4 Desember 2016 - 15.48 WIB > Dibaca 1505 kali | Komentar
 
Indonesia Bagus!
“Indonesia bagus! Indonesia bagus!” Kalimat ini sering diucapkan oleh orang Arab kepada para jemaah haji asal Indonesia. Seorang jemaah haji yang baru pulang dari tanah suci menceritakan pengalamannya mencari tahu lebih jauh penyebab orang Arab memberi “cap” seperti itu kepada orang Indonesia. Ternyata, orang-orang Arab terkesan dengan cara jemaah Indonesia dalam berperilaku dan berbahasa yang dinilainya lebih santun daripada jemaah negara lain.

“Kebiasaan” berbahasa kebanyakan orang Indonesia yang disertai dengan perilaku santun menghadirkan penilaian yang baik dari orang Arab. Contoh perilaku berbahasa orang Indonesia tersebut antara lain: menyapa atau mengucap salam terlebih dahulu sebelum bertanya, berpamitan sebelum meninggalkan lawan bicara, membungkukkan punggung sambil meminta maaf jika melewati orang-orang yang duduk, menggunakan intonasi yang lembut, bersikap ramah, dan menunjukkan sikap menghargai lawan bicara. Perilaku berbahasa tersebut dianggap sebagai identitas sehingga cap “Indonesia Bagus” pun melekat pada bangsa Indonesia di mata bangsa Arab.

Menurut Ubaedillah dan Rozak (2008), salah satu unsur identitas nasional suatu bangsa adalah bahasa. Identitas nasional merupakan ungkapan nilai budaya suatu masyarakat atau bangsa yang bersifat khas yang membedakannya dengan bangsa lain. Dikenalnya suatu bangsa melalui bahasa negaranya melahirkan rasa kebanggaan dan semangat nasionalisme yang tinggi. Muslich dan Oka (2010) mengatakan bahwa antara bahasa negara dengan rasa kebangsaan terdapat hubungan kejiwaan yang saling menentukan. Bahkan dapat dikatakan adanya hubungan simbiosis antara bahasa negara dan rasa nasionalisme masyarakatnya.

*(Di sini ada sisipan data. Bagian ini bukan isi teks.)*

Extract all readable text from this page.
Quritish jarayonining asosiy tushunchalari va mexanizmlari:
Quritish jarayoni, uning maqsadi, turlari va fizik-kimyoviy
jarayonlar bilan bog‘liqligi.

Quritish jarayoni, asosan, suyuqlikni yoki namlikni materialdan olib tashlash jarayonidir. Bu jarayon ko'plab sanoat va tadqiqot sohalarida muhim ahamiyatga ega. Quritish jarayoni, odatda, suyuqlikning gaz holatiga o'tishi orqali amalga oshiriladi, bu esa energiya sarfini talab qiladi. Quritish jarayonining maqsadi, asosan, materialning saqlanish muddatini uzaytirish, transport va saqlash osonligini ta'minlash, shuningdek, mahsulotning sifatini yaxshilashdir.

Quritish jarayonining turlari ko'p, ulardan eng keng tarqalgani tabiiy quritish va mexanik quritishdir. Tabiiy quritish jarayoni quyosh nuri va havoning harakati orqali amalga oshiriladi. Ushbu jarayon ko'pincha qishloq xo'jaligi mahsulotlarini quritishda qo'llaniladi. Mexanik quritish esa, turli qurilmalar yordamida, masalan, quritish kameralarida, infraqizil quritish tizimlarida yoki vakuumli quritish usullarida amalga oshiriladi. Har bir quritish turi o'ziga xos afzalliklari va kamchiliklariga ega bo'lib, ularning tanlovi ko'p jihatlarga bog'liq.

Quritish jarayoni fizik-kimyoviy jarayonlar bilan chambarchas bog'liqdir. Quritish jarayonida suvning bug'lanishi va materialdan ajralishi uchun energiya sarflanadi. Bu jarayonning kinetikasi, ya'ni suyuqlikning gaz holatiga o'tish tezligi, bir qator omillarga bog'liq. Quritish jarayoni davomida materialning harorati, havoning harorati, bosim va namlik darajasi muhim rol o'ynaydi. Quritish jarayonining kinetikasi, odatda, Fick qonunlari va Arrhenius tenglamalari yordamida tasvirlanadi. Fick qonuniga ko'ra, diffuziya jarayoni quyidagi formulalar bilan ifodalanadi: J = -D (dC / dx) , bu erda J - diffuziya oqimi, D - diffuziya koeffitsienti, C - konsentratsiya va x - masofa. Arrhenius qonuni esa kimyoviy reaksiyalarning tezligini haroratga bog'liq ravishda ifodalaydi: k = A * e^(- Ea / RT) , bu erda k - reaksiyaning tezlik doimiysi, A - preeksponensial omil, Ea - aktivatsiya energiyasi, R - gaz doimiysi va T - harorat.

Sebagai warga negara Indonesia sudah seharusnya kita bersyukur memiliki bahasa Indonesia yang berfungsi sebagai bahasa negara dan bahasa nasional. Dalam kedudukannya sebagai bahasa negara, bahasa Indonesia berfungsi sebagai bahasa resmi kenegaraan, bahasa resmi dalam pengajaran di sekolah, bahasa resmi dalam pembangunan dan pemerintahan pada tingkat nasional, serta bahasa resmi dalam pengembangan ilmu pengetahuan dan teknologi.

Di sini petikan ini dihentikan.